My boyfriend is much more observant than I am, and it was actually him that came up with the idea that maybe it was the Pill, because really, that was the only thing that I changed before becoming severely depressed. (For reference, the Pill change happened around June/July 2010, and I began to fall into a deep depression in Sept 2010.) So, we decided to hold a little experiment...take me off TCL, and see what happens.

I've been off the Pill for about 2 1/2 weeks now, and I feel GREAT! My depression is gone, and while my BPD behaviours are still there, I am able to keep them in check. Unbelievable.

What's shocking and enraging is that I've been doing a lot of online research over the past few days, and have found that so many other women have gone through virtually the exact same experiences as I have! Most even reported the same result...that when they went to see their doctors about the sudden onset of severe depression, the doctors responded by prescribing (you guessed it) anti-depressants. What a ridiculous ordeal, not to mention a truly pathetic representation of the medical community.

So now I'm angry. Feeling great otherwise, but boiling over with rage. I feel as though I've been robbed of the last 8 months of my life. It put many of my relationships at risk, including the ones that mean the most to me, and cost me so much financial and emotional pain. (Some of you may recall that I have been unable to work due to the severity of my issues, and have been on disability since Sept 2010.) My doctor is clearly a quack. What's more, I read the insert for TCL, which includes the following warning:
"Be alert for the following symptoms and signs of serious adverse effects. Call your doctor immediately if they occur: severe depression"

Calling my doctor when I became depressed was exactly what I did. Never did he mention that perhaps we should change my Pill. Instead, he experimented with various anti-depressants...and you know the rest of the story.

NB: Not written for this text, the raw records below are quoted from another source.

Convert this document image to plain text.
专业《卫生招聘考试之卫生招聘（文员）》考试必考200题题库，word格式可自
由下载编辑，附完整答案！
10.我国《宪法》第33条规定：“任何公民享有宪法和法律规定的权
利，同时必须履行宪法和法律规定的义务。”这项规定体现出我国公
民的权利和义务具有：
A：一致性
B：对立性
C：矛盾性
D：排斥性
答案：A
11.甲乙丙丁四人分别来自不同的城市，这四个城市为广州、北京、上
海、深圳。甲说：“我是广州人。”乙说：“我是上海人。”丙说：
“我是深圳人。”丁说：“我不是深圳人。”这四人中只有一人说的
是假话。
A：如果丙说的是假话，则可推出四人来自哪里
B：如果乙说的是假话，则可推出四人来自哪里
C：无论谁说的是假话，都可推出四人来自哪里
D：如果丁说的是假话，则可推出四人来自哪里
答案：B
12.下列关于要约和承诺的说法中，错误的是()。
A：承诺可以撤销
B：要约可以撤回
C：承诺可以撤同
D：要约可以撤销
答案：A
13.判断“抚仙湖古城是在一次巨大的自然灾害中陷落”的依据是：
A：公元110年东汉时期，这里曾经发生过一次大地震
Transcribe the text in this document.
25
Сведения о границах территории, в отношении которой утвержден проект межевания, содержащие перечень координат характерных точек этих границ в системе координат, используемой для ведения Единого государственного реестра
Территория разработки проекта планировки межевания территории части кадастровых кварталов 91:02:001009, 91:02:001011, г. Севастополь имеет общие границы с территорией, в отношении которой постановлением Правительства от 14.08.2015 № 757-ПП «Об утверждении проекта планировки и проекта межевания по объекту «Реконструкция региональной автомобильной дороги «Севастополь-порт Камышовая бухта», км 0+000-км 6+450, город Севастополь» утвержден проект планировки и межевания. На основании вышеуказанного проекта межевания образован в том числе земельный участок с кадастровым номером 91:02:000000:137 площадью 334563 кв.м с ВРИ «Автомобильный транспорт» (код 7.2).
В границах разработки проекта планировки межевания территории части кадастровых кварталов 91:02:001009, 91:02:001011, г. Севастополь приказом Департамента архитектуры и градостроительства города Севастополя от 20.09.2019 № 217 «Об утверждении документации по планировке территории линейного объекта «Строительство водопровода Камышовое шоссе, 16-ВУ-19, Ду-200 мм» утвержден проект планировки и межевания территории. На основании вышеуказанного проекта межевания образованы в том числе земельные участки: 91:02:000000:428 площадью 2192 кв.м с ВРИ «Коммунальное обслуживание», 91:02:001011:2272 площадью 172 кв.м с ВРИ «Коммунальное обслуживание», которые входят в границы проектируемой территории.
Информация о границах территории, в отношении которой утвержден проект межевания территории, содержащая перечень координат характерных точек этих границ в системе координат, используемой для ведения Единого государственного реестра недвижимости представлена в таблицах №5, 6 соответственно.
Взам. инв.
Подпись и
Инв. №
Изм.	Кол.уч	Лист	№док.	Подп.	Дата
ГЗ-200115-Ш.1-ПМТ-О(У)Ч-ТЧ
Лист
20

So, here is my concern: there is a clear lack of awareness among women that the Pill can cause such side effects. It's frustrating. In fact, it makes me want to run through the streets screaming about this to everyone, in hopes of saving other women from having to go through the experiences that I went through. I am therefore embarking on a new mission...to speak out about my experience, and to inform women about such lesser-known risks. If I can save even one woman from experiencing the pain that I have gone through, my goal will have been reached.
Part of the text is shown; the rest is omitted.